UT President Gregory L. Fenves, who plans to attend Wednesday’s oral arguments, noted in an interview that dozens of friend-of-the-court briefs supporting the university have been filed by major companies, retired military officers and other schools.
“We haven’t outlined all the options” if UT’s use of race and ethnicity is struck down, he said. “It would be a real detriment to education at UT and a detriment to the state of Texas. We’re going to go into court with a very strong position that we’ve met the constitutional standard.”
In a video posted on YouTube, Fisher, who also plans to be in the courtroom gallery Wednesday, sounded like she wants more than UT’s program eliminated.
“Whether you’re male or female or white or black, it shouldn’t matter,” said Fisher, 25, who graduated from Louisiana State University in 2012 and works as a financial analyst in Austin. “It should come down to your grades and your activities and whether or not you deserve to get in, and it should be based on merit, and it shouldn’t be based on any other external factors.”
Her lawyers aren’t seeking such a sweeping decision.
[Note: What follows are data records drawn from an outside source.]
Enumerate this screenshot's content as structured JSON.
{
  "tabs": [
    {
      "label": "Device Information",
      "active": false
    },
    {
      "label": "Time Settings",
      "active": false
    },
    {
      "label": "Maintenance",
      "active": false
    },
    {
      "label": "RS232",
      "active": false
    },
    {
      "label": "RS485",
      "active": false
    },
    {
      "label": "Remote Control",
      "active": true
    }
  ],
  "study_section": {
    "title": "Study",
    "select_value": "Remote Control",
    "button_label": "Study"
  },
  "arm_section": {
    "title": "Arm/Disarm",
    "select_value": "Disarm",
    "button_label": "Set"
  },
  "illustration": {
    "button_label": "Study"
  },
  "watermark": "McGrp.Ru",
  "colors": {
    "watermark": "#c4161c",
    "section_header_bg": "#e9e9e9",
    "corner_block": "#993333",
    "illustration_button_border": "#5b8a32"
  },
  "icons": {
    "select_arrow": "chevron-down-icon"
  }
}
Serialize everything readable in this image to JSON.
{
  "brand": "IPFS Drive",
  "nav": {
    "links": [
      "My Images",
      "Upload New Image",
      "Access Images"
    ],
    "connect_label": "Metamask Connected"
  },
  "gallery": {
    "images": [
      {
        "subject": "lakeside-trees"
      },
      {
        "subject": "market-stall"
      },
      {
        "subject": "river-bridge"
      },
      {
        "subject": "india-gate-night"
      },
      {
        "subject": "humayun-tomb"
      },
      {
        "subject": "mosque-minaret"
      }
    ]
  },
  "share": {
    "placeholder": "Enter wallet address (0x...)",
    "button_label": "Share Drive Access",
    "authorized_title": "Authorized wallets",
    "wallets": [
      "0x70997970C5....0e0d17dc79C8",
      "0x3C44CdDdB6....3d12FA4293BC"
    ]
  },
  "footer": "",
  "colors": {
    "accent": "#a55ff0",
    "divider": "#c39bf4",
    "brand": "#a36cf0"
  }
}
But that’s the ultimate goal of the Project on Fair Representation, a nonprofit group whose director, Edward Blum, lined up Fisher as plaintiff and funding for the litigation. He also organized lawsuits filed last year against Harvard University and the University of North Carolina at Chapel Hill that seek “the outright prohibition of racial preferences in university admissions – period.” Those cases are on hold pending the Supreme Court’s decision in the Fisher case.